ZDF: "Herr Koch, bei der Abstimmung über Sie haben 21 für Sie, 13 gegen Sie und 4 xyz gestimmt". "Nimmt man jetzt noch drei oder vier von diesen 21 weg, da es mehr oder weniger Ihre Kumpels sind, dann landet man nur noch bei 17 zu 13. 17 zu 13, Herr Koch!"

Koch sinngemäß: "Ja, richtig. Und das ist dann immer noch eine demokratische Mehrheit einer von mir selbst eingeforderten, anonymen Abstimmung."

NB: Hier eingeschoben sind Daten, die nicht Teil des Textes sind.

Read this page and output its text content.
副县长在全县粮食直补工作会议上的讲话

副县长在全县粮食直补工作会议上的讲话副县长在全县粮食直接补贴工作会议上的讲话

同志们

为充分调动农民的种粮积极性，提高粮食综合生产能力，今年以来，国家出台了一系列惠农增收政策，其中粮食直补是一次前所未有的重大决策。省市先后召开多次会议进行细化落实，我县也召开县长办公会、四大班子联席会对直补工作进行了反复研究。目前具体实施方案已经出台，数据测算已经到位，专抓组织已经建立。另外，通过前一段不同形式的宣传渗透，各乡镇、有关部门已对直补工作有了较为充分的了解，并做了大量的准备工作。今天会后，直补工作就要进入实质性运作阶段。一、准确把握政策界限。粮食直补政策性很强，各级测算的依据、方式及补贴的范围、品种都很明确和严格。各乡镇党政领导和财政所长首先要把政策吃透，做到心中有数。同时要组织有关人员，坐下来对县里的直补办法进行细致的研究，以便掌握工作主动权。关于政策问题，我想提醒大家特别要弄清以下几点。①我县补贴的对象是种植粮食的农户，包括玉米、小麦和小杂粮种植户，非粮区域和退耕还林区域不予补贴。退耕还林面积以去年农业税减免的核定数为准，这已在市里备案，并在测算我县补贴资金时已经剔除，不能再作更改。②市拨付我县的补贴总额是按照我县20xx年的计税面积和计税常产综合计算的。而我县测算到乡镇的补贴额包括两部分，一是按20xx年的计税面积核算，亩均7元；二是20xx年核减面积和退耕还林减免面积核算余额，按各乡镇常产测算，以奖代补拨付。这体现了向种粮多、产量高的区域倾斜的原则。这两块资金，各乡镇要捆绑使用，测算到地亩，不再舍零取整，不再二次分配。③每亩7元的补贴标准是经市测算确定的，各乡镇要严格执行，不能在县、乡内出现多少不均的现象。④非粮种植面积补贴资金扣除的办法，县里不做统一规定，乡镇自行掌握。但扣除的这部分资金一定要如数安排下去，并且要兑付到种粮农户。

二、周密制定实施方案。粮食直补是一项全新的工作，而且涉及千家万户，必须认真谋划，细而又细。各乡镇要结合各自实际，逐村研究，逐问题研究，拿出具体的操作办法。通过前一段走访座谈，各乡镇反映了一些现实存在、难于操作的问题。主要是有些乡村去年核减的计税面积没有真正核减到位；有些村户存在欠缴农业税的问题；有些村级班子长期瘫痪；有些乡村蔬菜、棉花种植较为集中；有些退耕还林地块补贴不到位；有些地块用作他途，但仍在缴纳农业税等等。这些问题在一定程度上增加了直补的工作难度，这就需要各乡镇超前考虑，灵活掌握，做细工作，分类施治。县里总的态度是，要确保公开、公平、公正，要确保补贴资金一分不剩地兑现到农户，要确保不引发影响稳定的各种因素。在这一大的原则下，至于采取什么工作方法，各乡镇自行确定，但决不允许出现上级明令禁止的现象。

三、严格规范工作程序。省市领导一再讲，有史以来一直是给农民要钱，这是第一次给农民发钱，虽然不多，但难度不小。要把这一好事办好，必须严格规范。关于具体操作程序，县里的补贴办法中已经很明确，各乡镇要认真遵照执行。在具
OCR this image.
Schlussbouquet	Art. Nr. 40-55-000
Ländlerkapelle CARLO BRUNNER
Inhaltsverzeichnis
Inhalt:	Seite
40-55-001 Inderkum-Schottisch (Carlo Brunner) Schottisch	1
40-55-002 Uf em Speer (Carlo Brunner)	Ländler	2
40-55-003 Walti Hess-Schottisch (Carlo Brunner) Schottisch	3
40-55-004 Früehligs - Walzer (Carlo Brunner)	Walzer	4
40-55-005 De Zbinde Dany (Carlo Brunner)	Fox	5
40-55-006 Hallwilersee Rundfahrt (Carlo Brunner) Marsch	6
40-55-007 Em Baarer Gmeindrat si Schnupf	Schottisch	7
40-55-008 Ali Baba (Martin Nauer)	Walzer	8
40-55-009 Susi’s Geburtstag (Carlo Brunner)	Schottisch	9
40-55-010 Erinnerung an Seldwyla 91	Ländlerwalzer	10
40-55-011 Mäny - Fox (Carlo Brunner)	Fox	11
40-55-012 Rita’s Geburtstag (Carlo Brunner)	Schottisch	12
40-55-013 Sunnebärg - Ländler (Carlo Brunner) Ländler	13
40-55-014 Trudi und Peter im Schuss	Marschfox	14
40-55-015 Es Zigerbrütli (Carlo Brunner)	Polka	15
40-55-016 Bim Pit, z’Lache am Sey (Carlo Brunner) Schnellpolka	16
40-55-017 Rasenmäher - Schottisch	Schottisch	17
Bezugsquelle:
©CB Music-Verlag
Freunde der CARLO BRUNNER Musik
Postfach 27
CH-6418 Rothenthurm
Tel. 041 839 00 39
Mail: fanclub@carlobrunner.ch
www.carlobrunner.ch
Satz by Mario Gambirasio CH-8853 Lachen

=> Für mich punktet er da ganz eindeutig. Wo kommen wir denn hin, wenn wir (mehr oder weniger knappe) demokratische Abstimmungen in Frage bzw. wie es in diesem Fall geschieht, fast in Umkehr stellen wollen? Soll er jetzt zurücktreten, weil er diese Abstimmung für sich entscheiden konnte?

Und so empfinde ich den größeren Teil dieses Interviews. Er stellt sich den Fragen sehr wohl in sachlicher Art und Weise und seine Argumente konnten mich auch zu einem größeren Teil überzeugen.

Jedoch hatte ich bei der Frage nach dieser E-Mail schon den Eindruck, dass er da vielleicht doch mehr wüsste.

Ich kann und möchte mir über die sonstigen Geschehnisse beim DFB wirklich kein auch nur annähernd ausreichendes Urteil bilden. Dafür leben wir in einem demokratischen Rechtsstaat, welchem ich da mehr Urteilsvermögen als mir selber aus der Entfernung zutraue.